Fietsenwinkel c.s. voert verweer en concludeert tot niet-ontvankelijkheid van Ecomotion c.s., dan wel tot afwijzing van de vorderingen, met uitvoerbaar bij voorraad te verklaren veroordeling van Ecomotion c.s. in de kosten van deze procedure.
3.4.
Op de stellingen van partijen wordt hierna, voor zover van belang, nader ingegaan.
in reconventie
3.5.
Fietsenwinkel c.s. heeft een reconventionele vordering ingesteld die strekt tot opheffing van alle door Ecomotion c.s. ten laste van Fietsenwinkel c.s. gelegde beslagen.
3.6.
Fietsenwinkel c.s. legt – verkort weergegeven – aan haar vordering ten grondslag dat zij elke dag grote schade lijdt als gevolg van het ten onrechte door Ecomotion c.s. gelegde beslag. Zij kan de BSP Quantum e-bikes gedurende het beslag niet verkopen, juist op het moment dat na een lange periode van regen de Nederlandse zomer begint en de vraag aantrekt. Ook kan zij de al verkochte BSP Quantum e-bikes niet leveren aan consumenten en is zij genoodzaakt aan hen alternatieve e-bikes te leveren, dit met alle vermogensschade en reputatieschade van dien. Daarbij is het maar zeer de vraag in hoeverre Ecomotion c.s. in staat zal blijken die schade op een later moment te vergoeden.
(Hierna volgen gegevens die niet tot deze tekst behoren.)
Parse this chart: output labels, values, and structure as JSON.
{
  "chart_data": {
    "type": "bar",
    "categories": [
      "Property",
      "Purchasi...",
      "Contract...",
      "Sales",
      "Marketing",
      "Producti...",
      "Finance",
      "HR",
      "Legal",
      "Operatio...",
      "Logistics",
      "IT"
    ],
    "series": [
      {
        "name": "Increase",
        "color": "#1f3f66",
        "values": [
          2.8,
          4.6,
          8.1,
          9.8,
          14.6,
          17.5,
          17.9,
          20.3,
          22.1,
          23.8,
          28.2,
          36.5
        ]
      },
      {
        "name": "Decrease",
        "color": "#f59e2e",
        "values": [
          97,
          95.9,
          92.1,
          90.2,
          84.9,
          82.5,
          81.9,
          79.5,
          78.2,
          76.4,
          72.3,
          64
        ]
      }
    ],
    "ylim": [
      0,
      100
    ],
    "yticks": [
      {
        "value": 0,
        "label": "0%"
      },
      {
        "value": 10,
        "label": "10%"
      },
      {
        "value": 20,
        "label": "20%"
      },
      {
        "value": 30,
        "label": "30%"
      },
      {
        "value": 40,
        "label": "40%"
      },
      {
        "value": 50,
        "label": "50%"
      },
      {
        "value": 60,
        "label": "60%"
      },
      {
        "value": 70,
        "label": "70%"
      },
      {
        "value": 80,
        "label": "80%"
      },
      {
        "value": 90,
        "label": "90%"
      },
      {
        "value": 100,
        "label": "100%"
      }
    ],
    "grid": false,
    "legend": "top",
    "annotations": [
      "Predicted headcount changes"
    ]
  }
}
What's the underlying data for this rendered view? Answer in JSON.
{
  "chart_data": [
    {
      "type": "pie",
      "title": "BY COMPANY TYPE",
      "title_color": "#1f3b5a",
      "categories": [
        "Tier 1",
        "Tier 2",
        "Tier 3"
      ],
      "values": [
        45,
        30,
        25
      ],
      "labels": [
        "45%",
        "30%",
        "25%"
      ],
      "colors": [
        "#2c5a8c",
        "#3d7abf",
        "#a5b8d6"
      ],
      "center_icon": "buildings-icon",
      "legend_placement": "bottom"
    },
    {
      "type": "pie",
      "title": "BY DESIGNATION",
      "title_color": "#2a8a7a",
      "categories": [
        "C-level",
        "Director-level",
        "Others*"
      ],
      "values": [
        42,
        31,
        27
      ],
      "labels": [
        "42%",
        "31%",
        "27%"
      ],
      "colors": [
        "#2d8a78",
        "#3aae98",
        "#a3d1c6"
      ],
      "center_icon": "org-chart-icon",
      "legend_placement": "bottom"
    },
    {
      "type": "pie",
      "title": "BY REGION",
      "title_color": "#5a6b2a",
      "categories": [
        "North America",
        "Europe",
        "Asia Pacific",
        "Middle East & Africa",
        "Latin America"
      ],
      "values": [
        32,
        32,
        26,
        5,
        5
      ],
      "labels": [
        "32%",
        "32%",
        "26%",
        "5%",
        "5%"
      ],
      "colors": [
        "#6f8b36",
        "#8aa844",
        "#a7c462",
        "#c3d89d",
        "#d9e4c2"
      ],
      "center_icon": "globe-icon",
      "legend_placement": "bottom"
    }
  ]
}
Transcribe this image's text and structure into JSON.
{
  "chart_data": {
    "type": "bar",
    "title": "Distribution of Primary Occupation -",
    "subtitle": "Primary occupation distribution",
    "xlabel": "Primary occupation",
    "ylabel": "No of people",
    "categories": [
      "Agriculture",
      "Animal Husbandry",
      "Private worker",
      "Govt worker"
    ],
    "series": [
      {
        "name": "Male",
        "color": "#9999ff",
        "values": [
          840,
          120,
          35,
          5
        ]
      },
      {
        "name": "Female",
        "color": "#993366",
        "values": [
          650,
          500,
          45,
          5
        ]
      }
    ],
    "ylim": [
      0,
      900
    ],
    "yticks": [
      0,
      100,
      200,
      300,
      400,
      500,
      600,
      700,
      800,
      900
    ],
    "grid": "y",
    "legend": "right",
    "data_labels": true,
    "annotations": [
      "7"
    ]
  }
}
Het afgiftebeslag veroorzaakt bij Fietsenwinkel c.s. dus een groot restitutierisico.
3.7.
Ecomotion c.s. voert verweer en concludeert tot afwijzing van de vordering in reconventie met veroordeling, uitvoerbaar bij voorraad, van Fietsenwinkel c.s. in de kosten van het geding in reconventie.
3.8.
Op de stellingen van partijen wordt hierna, voor zover van belang, nader ingegaan.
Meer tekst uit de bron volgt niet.